Rate Limits
Rate Limits define the maximum number of requests the Nodit API can process per second, per plan. This limit is referred to as Throughput, measured in Compute Units per Second (CU/s). Exceeding the request limit returns a 429 Too Many Requests response.
Throughput by Plan
The table below lists the maximum Throughput for each subscription plan. A higher CU/s allowance means more API requests can be processed concurrently.
| Spec | Starter | Starter Plus | Developer | Business | Enterprise |
|---|---|---|---|---|---|
| Throughput (CU/s) | 300 | 400 | 600 | 3,000 | Custom |
The number of CUs consumed per API call varies by API type. For per-API CU costs, refer to the Compute Unit (CU) documentation.
Handling 429 Responses
When the rate limit is exceeded, the server returns 429 Too Many Requests along with a Retry-After header. The Retry-After value indicates the number of seconds to wait before retrying.
{
"code": "TOO_MANY_REQUESTS",
"message": "Request rate limit exceeded. Please slow down your requests."
}
Exponential Backoff
Retrying immediately after receiving a 429 response can trigger consecutive errors. Apply an exponential backoff pattern that progressively increases the wait time based on the Retry-After header value.
- JavaScript
- Python
async function requestWithBackoff(url, options, maxRetries = 5) {
for (let attempt = 0; attempt < maxRetries; attempt++) {
const response = await fetch(url, options);
if (response.status !== 429) {
return response;
}
const retryAfter = response.headers.get('Retry-After');
const waitMs = retryAfter
? parseInt(retryAfter, 10) * 1000
: Math.min(1000 * 2 ** attempt, 30000); // max 30 seconds
await new Promise((resolve) => setTimeout(resolve, waitMs));
}
throw new Error('Max retries exceeded');
}
import time
import requests
def request_with_backoff(url, headers, max_retries=5):
for attempt in range(max_retries):
response = requests.get(url, headers=headers)
if response.status_code != 429:
return response
retry_after = response.headers.get('Retry-After')

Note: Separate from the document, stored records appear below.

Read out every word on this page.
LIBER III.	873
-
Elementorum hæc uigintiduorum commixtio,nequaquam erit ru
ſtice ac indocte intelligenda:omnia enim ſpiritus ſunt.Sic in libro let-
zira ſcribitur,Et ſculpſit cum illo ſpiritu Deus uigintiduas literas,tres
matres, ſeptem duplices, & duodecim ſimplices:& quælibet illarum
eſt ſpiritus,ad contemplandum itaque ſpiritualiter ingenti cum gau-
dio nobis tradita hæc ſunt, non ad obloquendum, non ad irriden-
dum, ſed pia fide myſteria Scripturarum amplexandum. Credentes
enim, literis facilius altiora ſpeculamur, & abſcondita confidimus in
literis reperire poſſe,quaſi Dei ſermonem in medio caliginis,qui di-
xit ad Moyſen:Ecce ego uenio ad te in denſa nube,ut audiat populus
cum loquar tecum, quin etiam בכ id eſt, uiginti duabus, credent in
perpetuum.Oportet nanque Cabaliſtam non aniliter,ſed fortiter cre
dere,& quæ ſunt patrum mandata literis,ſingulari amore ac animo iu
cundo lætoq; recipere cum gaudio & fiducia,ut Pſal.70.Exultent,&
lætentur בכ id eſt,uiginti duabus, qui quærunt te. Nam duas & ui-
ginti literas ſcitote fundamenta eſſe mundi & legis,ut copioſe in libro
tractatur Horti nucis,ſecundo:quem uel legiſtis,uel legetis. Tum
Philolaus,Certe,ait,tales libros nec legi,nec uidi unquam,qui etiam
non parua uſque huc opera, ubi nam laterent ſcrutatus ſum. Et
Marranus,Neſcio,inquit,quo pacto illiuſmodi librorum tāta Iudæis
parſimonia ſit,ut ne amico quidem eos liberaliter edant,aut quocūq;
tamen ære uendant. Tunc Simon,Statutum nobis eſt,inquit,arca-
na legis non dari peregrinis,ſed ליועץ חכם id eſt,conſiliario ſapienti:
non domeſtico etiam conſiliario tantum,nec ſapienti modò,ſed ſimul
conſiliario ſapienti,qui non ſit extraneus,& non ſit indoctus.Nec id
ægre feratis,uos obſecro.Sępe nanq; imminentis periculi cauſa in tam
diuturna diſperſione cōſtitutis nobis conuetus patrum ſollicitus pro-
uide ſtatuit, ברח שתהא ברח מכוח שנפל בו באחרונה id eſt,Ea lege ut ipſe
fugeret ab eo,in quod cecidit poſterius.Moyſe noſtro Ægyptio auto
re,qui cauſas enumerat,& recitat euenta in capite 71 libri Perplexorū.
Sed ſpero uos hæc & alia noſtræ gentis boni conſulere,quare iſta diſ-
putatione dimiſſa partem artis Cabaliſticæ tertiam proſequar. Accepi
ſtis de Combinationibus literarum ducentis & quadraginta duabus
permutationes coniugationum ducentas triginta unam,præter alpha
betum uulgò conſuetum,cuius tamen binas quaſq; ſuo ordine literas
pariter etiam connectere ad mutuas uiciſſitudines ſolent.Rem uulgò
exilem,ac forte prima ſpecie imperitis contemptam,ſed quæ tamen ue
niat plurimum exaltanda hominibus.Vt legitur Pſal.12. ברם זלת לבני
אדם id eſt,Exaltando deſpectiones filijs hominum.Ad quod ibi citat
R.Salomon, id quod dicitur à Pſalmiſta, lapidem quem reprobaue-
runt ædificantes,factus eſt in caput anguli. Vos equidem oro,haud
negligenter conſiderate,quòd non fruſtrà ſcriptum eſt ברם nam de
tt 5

wait_sec = int(retry_after) if retry_after else min(2 ** attempt, 30)
time.sleep(wait_sec)
raise Exception('Max retries exceeded')
Optimization Tips
Optimizing request patterns to stay within rate limits enables more efficient API usage under the same plan.
Use Batch Requests
Instead of querying multiple addresses or items individually, use APIs that support array parameters to handle them in a single request. Reducing the number of requests also lowers overall CU consumption.

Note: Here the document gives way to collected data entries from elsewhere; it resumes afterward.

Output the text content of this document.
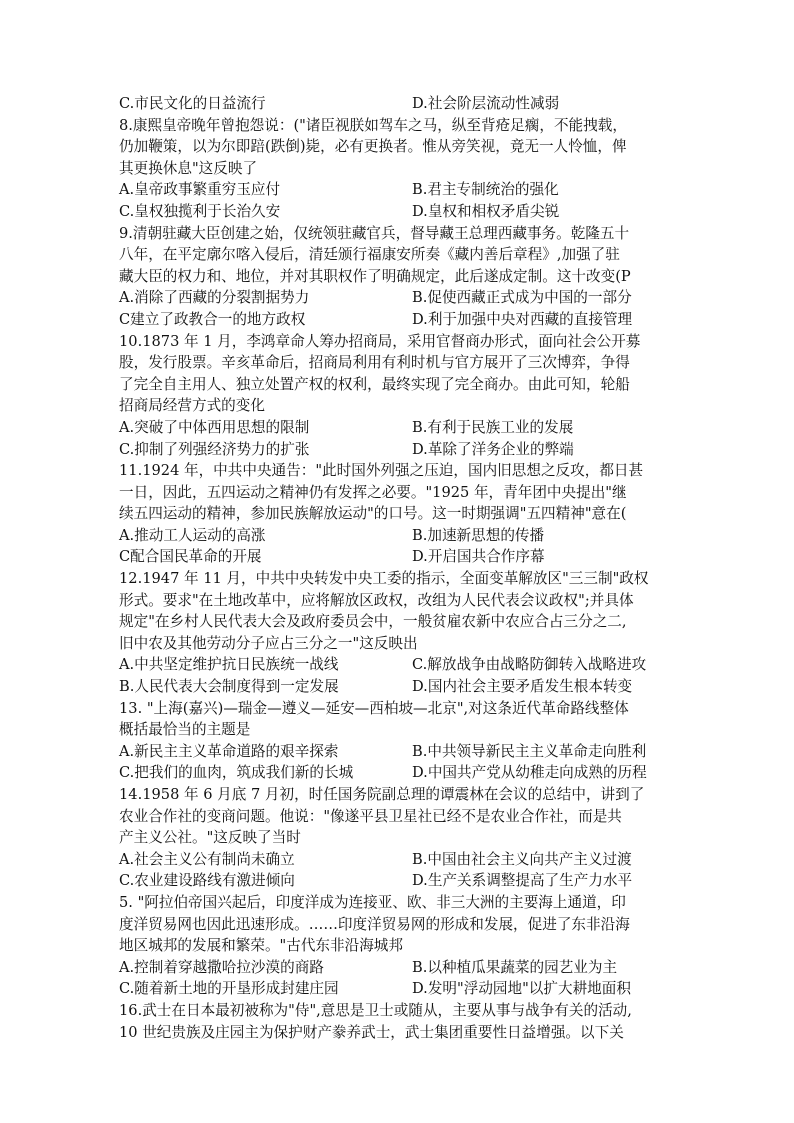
C.市民文化的日益流行	D.社会阶层流动性减弱
8.康熙皇帝晚年曾抱怨说：("诸臣视朕如驾车之马，纵至背疮足瘸，不能拽载，
仍加鞭策，以为尔即踣(跌倒)毙，必有更换者。惟从旁笑视，竟无一人怜恤，俾
其更换休息"这反映了
A.皇帝政事繁重穷玉应付	B.君主专制统治的强化
C.皇权独揽利于长治久安	D.皇权和相权矛盾尖锐
9.清朝驻藏大臣创建之始，仅统领驻藏官兵，督导藏王总理西藏事务。乾隆五十
八年，在平定廓尔喀入侵后，清廷颁行福康安所奏《藏内善后章程》,加强了驻
藏大臣的权力和、地位，并对其职权作了明确规定，此后遂成定制。这十改变(P
A.消除了西藏的分裂割据势力	B.促使西藏正式成为中国的一部分
C建立了政教合一的地方政权	D.利于加强中央对西藏的直接管理
10.1873 年 1 月，李鸿章命人筹办招商局，采用官督商办形式，面向社会公开募
股，发行股票。辛亥革命后，招商局利用有利时机与官方展开了三次博弈，争得
了完全自主用人、独立处置产权的权利，最终实现了完全商办。由此可知，轮船
招商局经营方式的变化
A.突破了中体西用思想的限制	B.有利于民族工业的发展
C.抑制了列强经济势力的扩张	D.革除了洋务企业的弊端
11.1924 年，中共中央通告："此时国外列强之压迫，国内旧思想之反攻，都日甚
一日，因此，五四运动之精神仍有发挥之必要。"1925 年，青年团中央提出"继
续五四运动的精神，参加民族解放运动"的口号。这一时期强调"五四精神"意在(
A.推动工人运动的高涨	B.加速新思想的传播
C配合国民革命的开展	D.开启国共合作序幕
12.1947 年 11 月，中共中央转发中央工委的指示，全面变革解放区"三三制"政权
形式。要求"在土地改革中，应将解放区政权，改组为人民代表会议政权";并具体
规定"在乡村人民代表大会及政府委员会中，一般贫雇农新中农应合占三分之二,
旧中农及其他劳动分子应占三分之一"这反映出
A.中共坚定维护抗日民族统一战线	C.解放战争由战略防御转入战略进攻
B.人民代表大会制度得到一定发展	D.国内社会主要矛盾发生根本转变
13. "上海(嘉兴)—瑞金—遵义—延安—西柏坡—北京",对这条近代革命路线整体
概括最恰当的主题是
A.新民主主义革命道路的艰辛探索	B.中共领导新民主主义革命走向胜利
C.把我们的血肉，筑成我们新的长城	D.中国共产党从幼稚走向成熟的历程
14.1958 年 6 月底 7 月初，时任国务院副总理的谭震林在会议的总结中，讲到了
农业合作社的变商问题。他说："像遂平县卫星社已经不是农业合作社，而是共
产主义公社。"这反映了当时
A.社会主义公有制尚未确立	B.中国由社会主义向共产主义过渡
C.农业建设路线有激进倾向	D.生产关系调整提高了生产力水平
5. "阿拉伯帝国兴起后，印度洋成为连接亚、欧、非三大洲的主要海上通道，印
度洋贸易网也因此迅速形成。……印度洋贸易网的形成和发展，促进了东非沿海
地区城邦的发展和繁荣。"古代东非沿海城邦
A.控制着穿越撒哈拉沙漠的商路	B.以种植瓜果蔬菜的园艺业为主
C.随着新土地的开垦形成封建庄园	D.发明"浮动园地"以扩大耕地面积
16.武士在日本最初被称为"侍",意思是卫士或随从，主要从事与战争有关的活动,
10 世纪贵族及庄园主为保护财产豢养武士，武士集团重要性日益增强。以下关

Eliminate Unnecessary Polling
Rather than sending repeated requests at fixed intervals, use Webhooks or WebSockets to receive data only when events occur. This approach significantly reduces request volume while improving real-time responsiveness.
Minimize Query Scope
When specifying block or time ranges, query only the required interval. Broad range queries consume more CUs and increase the risk of timeout (408) errors.
Apply Response Caching
When the same data is retrieved repeatedly, implement application-level caching to prevent duplicate API calls. Caching is especially effective for data that changes infrequently, such as contract metadata.